Lok Sabha elections 2019: Why caste numbers can mislead poll predictions
One of the hazards associated with using socioreligious population figures to predict electoral outcomes is their variation, both in numbers and other attributes, across the country.Updated: Mar 27, 2019 09:20 IST
That caste and religious background play an important role in voting behaviour in India is beyond doubt. This often leads commentators to predict election outcomes based on social demographics. All such endeavours face two serious constraints in India.
One, there is no comprehensive database for caste demographics in India. The 2011 Census gives the share of the Scheduled Caste (SC) and Scheduled Tribe (ST) population. This accounts for 25% of India’s total population of 1.21 billion. To be sure, other sources such as the fourth National Family Health Survey (NFHS), which was conducted in 2015-16, do give survey-based estimates of population of Other Backward Classes (OBC) and persons other than SC-ST-OBCs. Even these estimates, though, do not give sub-caste (jati) wise break-up of population.
The other hazard associated with using socioreligious population figures to predict electoral outcomes is their variation, both in numbers and other attributes, across the country. For example, while SCs have 17% share in India’s population, the number is as high as 32% in Punjab and as low as a mere 2% in Goa.
Even within states, these numbers vary significantly. For instance, even as Jammu and Kashmir is the only Muslim majority state, five of its 22 districts have less than 20% Muslim population. The share is the lowest in Samba district of the Jammu region — just 7%.
On the contrary, Uttar Pradesh has 19% Muslim population, which may make the Muslims be perceived as a less significant vote bank. But this figure hides behind it the fact that there is a significant Muslim population in some regions of the state. Eleven out of the 71 districts in Uttar Pradesh have more than 30% Muslim population. Among these, Muslims form a majority in Rampur district and are just three percentage points short of a majority in Moradabad district.
Similarly, Chhattisgarh has 31% ST population, which is more than any other state. But within Chhattisgarh, this figure ranges from just 12% in Janjgir Champa district to 80% in Bijapur district.

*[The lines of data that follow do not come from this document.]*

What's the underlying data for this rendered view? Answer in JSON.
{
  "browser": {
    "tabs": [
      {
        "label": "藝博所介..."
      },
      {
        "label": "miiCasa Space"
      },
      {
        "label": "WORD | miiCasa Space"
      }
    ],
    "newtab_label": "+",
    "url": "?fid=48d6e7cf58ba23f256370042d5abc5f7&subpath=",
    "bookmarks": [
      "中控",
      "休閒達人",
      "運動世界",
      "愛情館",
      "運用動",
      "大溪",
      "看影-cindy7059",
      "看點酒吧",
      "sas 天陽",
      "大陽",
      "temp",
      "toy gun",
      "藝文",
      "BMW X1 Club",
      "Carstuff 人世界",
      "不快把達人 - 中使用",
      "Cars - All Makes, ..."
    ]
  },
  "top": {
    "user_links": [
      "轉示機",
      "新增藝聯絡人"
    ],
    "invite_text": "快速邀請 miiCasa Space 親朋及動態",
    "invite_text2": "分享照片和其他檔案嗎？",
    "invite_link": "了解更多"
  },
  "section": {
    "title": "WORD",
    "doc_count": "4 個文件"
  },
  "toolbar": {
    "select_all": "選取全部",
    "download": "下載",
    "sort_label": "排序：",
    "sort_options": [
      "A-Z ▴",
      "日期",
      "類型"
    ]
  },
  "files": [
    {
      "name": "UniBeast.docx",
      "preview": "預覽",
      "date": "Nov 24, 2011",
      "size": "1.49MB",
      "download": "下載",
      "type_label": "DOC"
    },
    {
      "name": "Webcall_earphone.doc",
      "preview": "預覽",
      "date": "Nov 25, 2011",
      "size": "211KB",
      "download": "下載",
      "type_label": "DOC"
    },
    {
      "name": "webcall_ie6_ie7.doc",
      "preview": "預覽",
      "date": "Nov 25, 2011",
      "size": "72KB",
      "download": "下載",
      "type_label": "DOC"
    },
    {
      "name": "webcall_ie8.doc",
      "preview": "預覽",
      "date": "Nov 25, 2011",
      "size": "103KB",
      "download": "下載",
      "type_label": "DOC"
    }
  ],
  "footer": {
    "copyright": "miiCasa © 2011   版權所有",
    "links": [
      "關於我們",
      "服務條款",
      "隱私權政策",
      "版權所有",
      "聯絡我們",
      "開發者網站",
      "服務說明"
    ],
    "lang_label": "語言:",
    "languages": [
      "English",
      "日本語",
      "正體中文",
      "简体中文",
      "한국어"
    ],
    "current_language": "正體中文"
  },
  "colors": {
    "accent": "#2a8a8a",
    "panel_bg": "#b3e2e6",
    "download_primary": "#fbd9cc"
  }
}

The short point is that a specific group can have a disproportionate influence in a given region even if its state-wise population share is much lower.
The caveat is that there is no concrete evidence to suggest that voters from a particular socioreligious group vote as a single block. This seems logical as NFHS data shows significant regional variation in economic fortunes of people from similar social groups.
NFHS classifies households into five wealth categories — poorest, poorer, middle, richer and richest. In Bihar’s Siwan, Patna and Munger districts, more than 60% of the SC population falls in either the richer or the richest category. On the other hand, almost no one in the SC population in Madhepura, Saharsa and Sitamarhi districts falls in this category. It is entirely plausible that difference in material conditions can affect voting behaviour of similar social groups even within a state.
These riders notwithstanding, NFHS data can help us identify areas where a particular social group might wield disproportionate influence on political outcomes. Some of the regions which stand out are OBC strongholds in Bihar, Scheduled Caste pockets in Punjab, tribal regions in Chhattisgarh and Odisha, and Muslim pockets in West Bengal, Kerala, Assam and Uttar Pradesh.